Professor Ben-Ishai has been nationally and internationally recognized as an expert in each of her research areas. She has been consulted by private actors, governments and self-regulatory institutions, and served as a Scholar in Residence with the Law Commission of Ontario. Her work has been cited by every level of Canadian court and she has given expert testimony to Canadian and American courts. Professor Ben-Ishai’s research has been consistently funded by research grants, including four major Social Sciences and Humanities Research Council (SSHRC) grants as Principal Investigator; other significant grants have been provided by the Law Foundation of Ontario, the Law Commission of Canada, Industry Canada, and the Schulich School of Business National Research Program in Financial Services and Public Policy.

An active participant in domestic and international professional committees, research networks and law reform efforts, Professor Ben-Ishai also serves as Co-Founder and Editor of the Insolvency Institute of Canada Law Journal, established in 2011. To date, she has held visiting professorships at eight law schools in four countries, and has served as an INSOL International Scholar, Distinguished Fulbright Fellow, Sprout Fellow in Canadian Studies and the Thomas Feeney Visiting Professor of Business Law. Her research contributions have been presented at conferences around the world to lay audiences, lawyers, judges and academic colleagues from a wide range of academic disciplines.

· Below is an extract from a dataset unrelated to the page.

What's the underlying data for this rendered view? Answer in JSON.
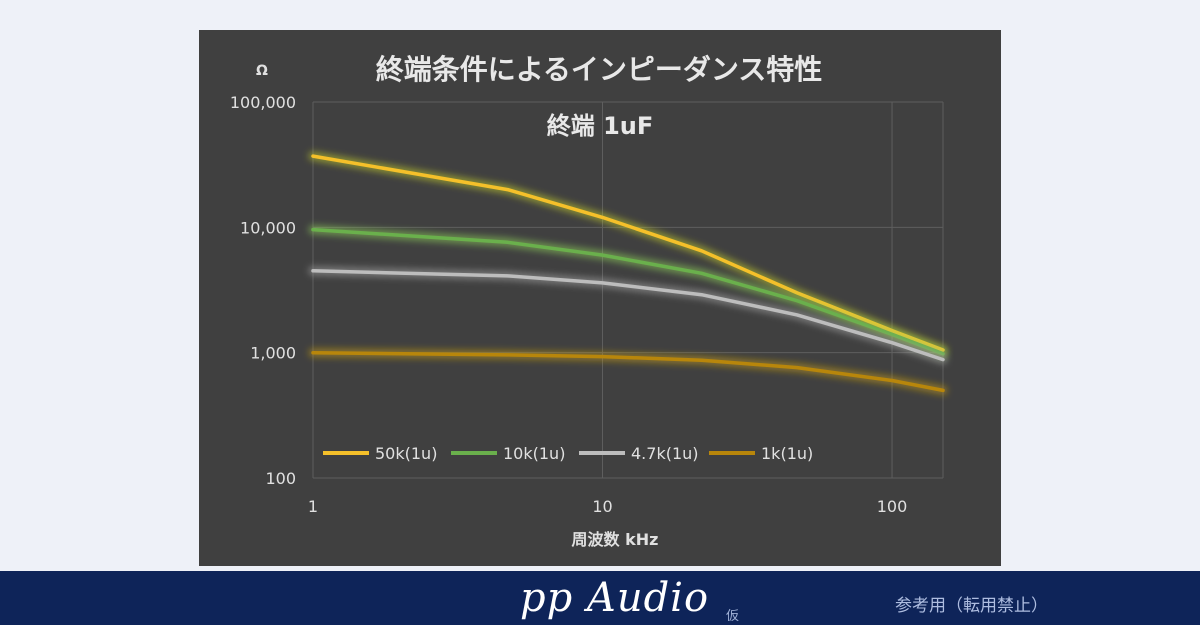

Professor Ben-Ishai has taught courses across the private law curriculum in multiple formats (online, video conference, seminar, lecture and small group) of varying lengths and intensity across Canada, in the United States, Europe, Australia and New Zealand at the undergraduate law and social science and graduate levels. She also serves as the Academic Director of the Osgoode Business Clinic, which provides legal advice to small businesses which might not otherwise be able to afford legal services.

At Osgoode, Professor Ben-Ishai has held a number of senior administrative responsibilities, including as Director of the graduate programs in Bankruptcy and Banking and Finance Law. She has chaired almost every major Law School committee, including, most recently, the Faculty Recruitment Committee and Faculty Council, served on the University Senate and as a Director of Parkdale Community Legal Services.

Professor Ben-Ishai has supervised graduate level research in bankruptcy, banking, contracts, corporate/commercial law, and financial regulation. She is willing to read novel proposals in this area from strong students interested in working with her.